Türk Sanayicileri ve İşadamları Derneği (TÜSİAD) tarafından 'Yapısal Sorunlar Perspektifinden Verimlilik ve Gıda Enflasyonu' konulu konferans bugün Levent'te bulunan Tekfen Tower'da düzenlendi. Konferansın açılış konuşmasını Gıda Tarım ve Hayvancılık Bakanı Faruk Çelik gerçekleştirdi.

“Terörün ortak tanımında bir masa etrafında insanlar buluşmak ve anlaşmak durumundalar”

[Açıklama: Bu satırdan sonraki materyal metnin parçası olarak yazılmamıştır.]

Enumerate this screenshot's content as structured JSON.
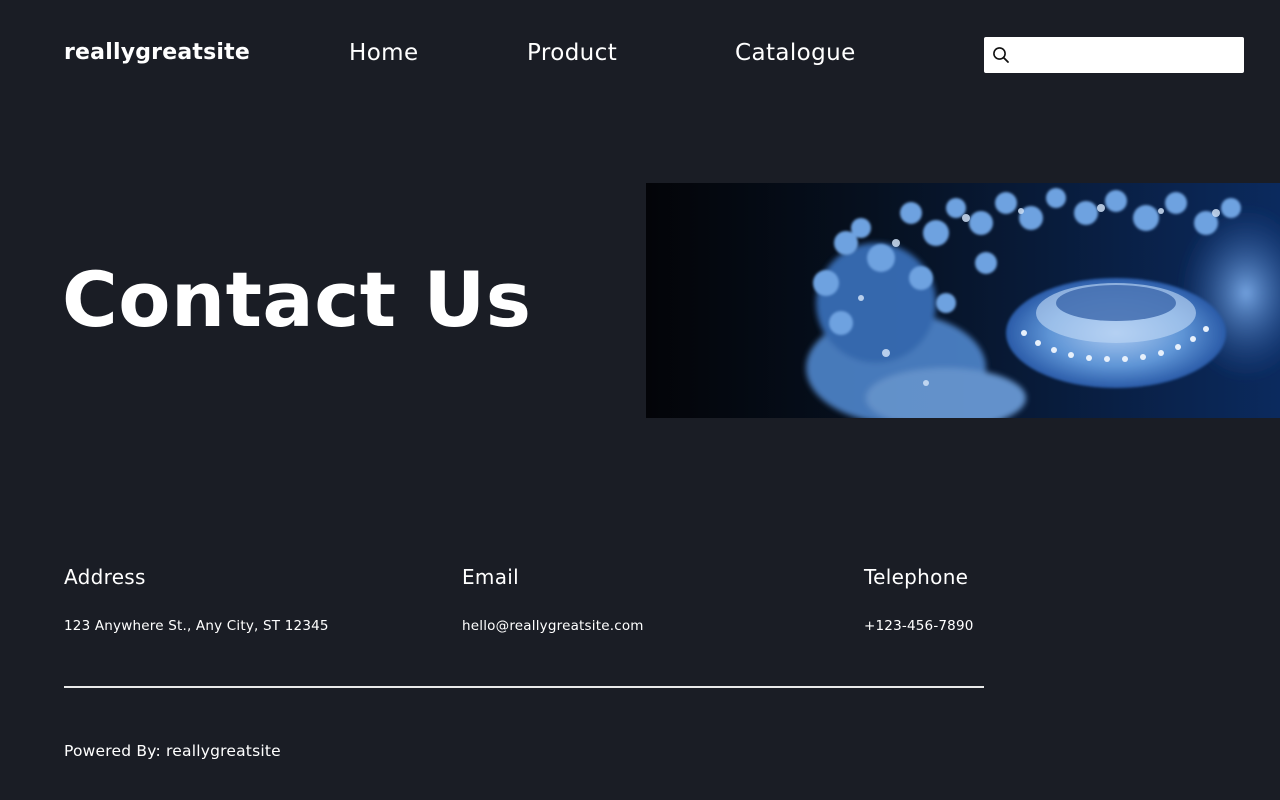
{
  "header": {
    "brand": "reallygreatsite",
    "nav": [
      {
        "label": "Home"
      },
      {
        "label": "Product"
      },
      {
        "label": "Catalogue"
      }
    ],
    "search": {
      "placeholder": "",
      "value": "",
      "icon": "search-icon"
    }
  },
  "hero": {
    "title": "Contact Us",
    "image": "jellyfish-photo"
  },
  "contact": {
    "address": {
      "heading": "Address",
      "value": "123 Anywhere St., Any City, ST 12345"
    },
    "email": {
      "heading": "Email",
      "value": "hello@reallygreatsite.com"
    },
    "telephone": {
      "heading": "Telephone",
      "value": "+123-456-7890"
    }
  },
  "footer": {
    "text": "Powered By: reallygreatsite"
  },
  "colors": {
    "background": "#1a1d25",
    "text": "#ffffff",
    "divider": "#e9e9e9",
    "accent": "#4a8fd8"
  }
}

Bilgi çağının terör çağına dönüştüğü bir süreç yaşadığımızı söyleyen Bakan Çelik, “Geçmişin medeniyet havzası diye tanımlanan Ortadoğu coğrafyası bugün ne yazık ki kan gölü haline dönmüş bulunmaktadır. Savaşlar artık taşeronlar eliyle icra ediliyor. Çocuk cesetlerinin sahillerimize vurduğu milyonlarca insanların mülteci konumuna düştüğü bilgi çağının adete terör çağına dönüşme sürecini yaşıyoruz. İnsanın çok olduğu dünyada insanlığın kıt olduğu ve değerlerin değil çıkarların ön plana çıktığı bir döneme şahitlik ediyoruz. Dünya küreselleşiyor ama sorunların da küreselleştiği bir dönem yaşıyoruz. Meselelere maalesef Türkiye'den başka insani gözle bakan çok az sayıda ülke olduğunu da ifade etmek istiyorum. Terör, terör örgütü gibi kavramlarla ilgili uzlaşamayan bir dünyada yaşıyoruz. Yani en açık kavramlar, kolay uzlaşılacak kavramlar ama ne yazık ki dünya bu kavramlar konusunda dahi bir masa etrafında bir araya gelemiyor. Böyle bir garip dünya fotoğrafıyla karşı karşıyayız. Bu fotoğraf terör örgütlerinin arayıp da bulamadığı bir fotoğraftır ve onlara alan açmaktan başka da bir işe yaramadığı da hep beraber görüyoruz. Artık dünya bu yaşadığımız süreçler noktasında bir karar aşamasındadır diye düşünüyorum. Terörün ortak tanımını yapmak zorundayız. Terörün ortak tanımında bir masa etrafında insanlar buluşmak ve anlaşmak durumundalar. Aksi taktirde terör ilaçlara bağışıklık kazanan virüsler gibi format değiştirerek yoluna devam ediyor. İşte PKK gibi bir terör örgütü anayasayı hedef alıyor. Diğer taraftan DAEŞ gibi bir terör örgütü kutsal değerlerimiz istismar ederek ne yazık ki en vahşi barbarlığa imza atıyor. Diğer taraftan FETÖ gibi anayasal düzenin kılcal damarlarına, kurumlara yayılarak, devleti işgal ederek kamuyu işgal gibi bir görevi kendisine edinmiş zavallılar bu ve dünyanın vaziyetinden dolayı format değiştirerek nasıl bir dünya insanlığının başına bela olduklarını gösterme açısından son derece önemli bir kaç çarpıcı gerçek” diye konuştu.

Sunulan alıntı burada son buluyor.